Boston Globe in talks to print rival Boston Herald

AP News
Posted: May 11, 2011 5:31 PM
Boston Globe in talks to print rival Boston Herald

The Boston Globe and the Boston Herald said Wednesday they are negotiating a plan under which the Globe would print and distribute some editions of its tabloid rival.

Globe spokesman Bob Powers said that no agreement has been signed, but under the proposal the Herald would pay the Globe to print and deliver the newspaper in the Boston area.

A Herald statement said the newspaper must take steps to reduce its operating expenses. Those steps might include layoffs of Herald truck drivers.
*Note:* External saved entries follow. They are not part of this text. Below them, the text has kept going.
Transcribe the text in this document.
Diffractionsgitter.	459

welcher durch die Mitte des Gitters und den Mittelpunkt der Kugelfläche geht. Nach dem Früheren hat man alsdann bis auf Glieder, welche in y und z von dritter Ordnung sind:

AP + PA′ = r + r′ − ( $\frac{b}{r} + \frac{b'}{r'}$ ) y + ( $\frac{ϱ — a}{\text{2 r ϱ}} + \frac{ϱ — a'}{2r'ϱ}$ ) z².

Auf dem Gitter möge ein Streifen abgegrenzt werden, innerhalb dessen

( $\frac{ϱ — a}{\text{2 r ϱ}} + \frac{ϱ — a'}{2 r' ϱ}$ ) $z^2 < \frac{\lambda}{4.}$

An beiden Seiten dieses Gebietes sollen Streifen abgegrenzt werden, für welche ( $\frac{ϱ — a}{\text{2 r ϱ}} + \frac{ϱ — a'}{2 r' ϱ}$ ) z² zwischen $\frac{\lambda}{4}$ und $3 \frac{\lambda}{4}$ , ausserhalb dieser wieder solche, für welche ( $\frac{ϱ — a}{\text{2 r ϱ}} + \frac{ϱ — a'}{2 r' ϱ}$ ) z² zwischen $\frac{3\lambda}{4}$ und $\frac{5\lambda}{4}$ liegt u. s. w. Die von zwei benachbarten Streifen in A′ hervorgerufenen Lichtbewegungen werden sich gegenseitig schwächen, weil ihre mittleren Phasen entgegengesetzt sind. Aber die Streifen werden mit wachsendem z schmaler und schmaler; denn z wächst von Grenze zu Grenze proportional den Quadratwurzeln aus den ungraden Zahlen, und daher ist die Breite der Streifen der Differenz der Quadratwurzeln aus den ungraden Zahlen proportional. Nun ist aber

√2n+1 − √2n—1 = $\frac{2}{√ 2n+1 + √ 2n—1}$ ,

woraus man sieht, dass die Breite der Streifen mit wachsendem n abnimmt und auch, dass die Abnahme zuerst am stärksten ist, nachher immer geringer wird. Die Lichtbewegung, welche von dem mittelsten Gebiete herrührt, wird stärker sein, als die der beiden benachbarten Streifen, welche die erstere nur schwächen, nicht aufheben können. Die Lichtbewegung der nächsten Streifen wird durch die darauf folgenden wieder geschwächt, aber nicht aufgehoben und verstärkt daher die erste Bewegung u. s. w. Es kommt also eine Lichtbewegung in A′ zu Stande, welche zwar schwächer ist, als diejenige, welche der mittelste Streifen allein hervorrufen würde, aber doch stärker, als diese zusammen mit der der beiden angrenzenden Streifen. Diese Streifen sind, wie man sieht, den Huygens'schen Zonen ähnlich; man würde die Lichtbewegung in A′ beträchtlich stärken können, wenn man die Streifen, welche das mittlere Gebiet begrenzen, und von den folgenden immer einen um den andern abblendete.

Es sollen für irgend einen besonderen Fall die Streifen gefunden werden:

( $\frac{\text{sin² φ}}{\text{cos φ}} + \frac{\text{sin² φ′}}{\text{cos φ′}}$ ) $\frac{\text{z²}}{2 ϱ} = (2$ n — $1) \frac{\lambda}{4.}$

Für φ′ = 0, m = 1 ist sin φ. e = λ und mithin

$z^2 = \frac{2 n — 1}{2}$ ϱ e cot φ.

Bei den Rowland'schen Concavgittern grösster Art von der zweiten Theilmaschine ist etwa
Patrick Purcell, president and publisher of the Herald, met with representatives of Teamsters Local No. 259 to initiate discussions regarding a reorganization of the newspaper's Delivery Department, according to the Herald statement.

"Purcell presented the reasons for the need to change Delivery Department operations and stated that the Herald would be proposing severance packages for employees affected by the reorganization," the statement said. "Purcell stressed the need for expedited discussions about the Herald's plans and said he hoped the parties could reach agreement swiftly."

The proposal calls for the Globe to print and distribute Sunday through Thursday city editions of the Herald, and all Saturday editions. Other editions would be published at the Dow Jones & Co. plant in Chicopee in western Massachusetts.

The newspapers' editorial departments would remain independent.

No further details of the proposal, like how much the Herald would pay the Globe, were made public.

Dan Kennedy, an assistant journalism professor at Northeastern University, said the proposal sounds like a smart move for both sides given the changing media landscape and the need for media outlets to cut cost without affecting journalism standards.

Kennedy said it's also a sign that the Herald, long rumored to be closing, isn't going anywhere.

"If I had a dime every time someone said the Herald was going out of business during the last 30 years," said Kennedy, "I'd be a millionaire."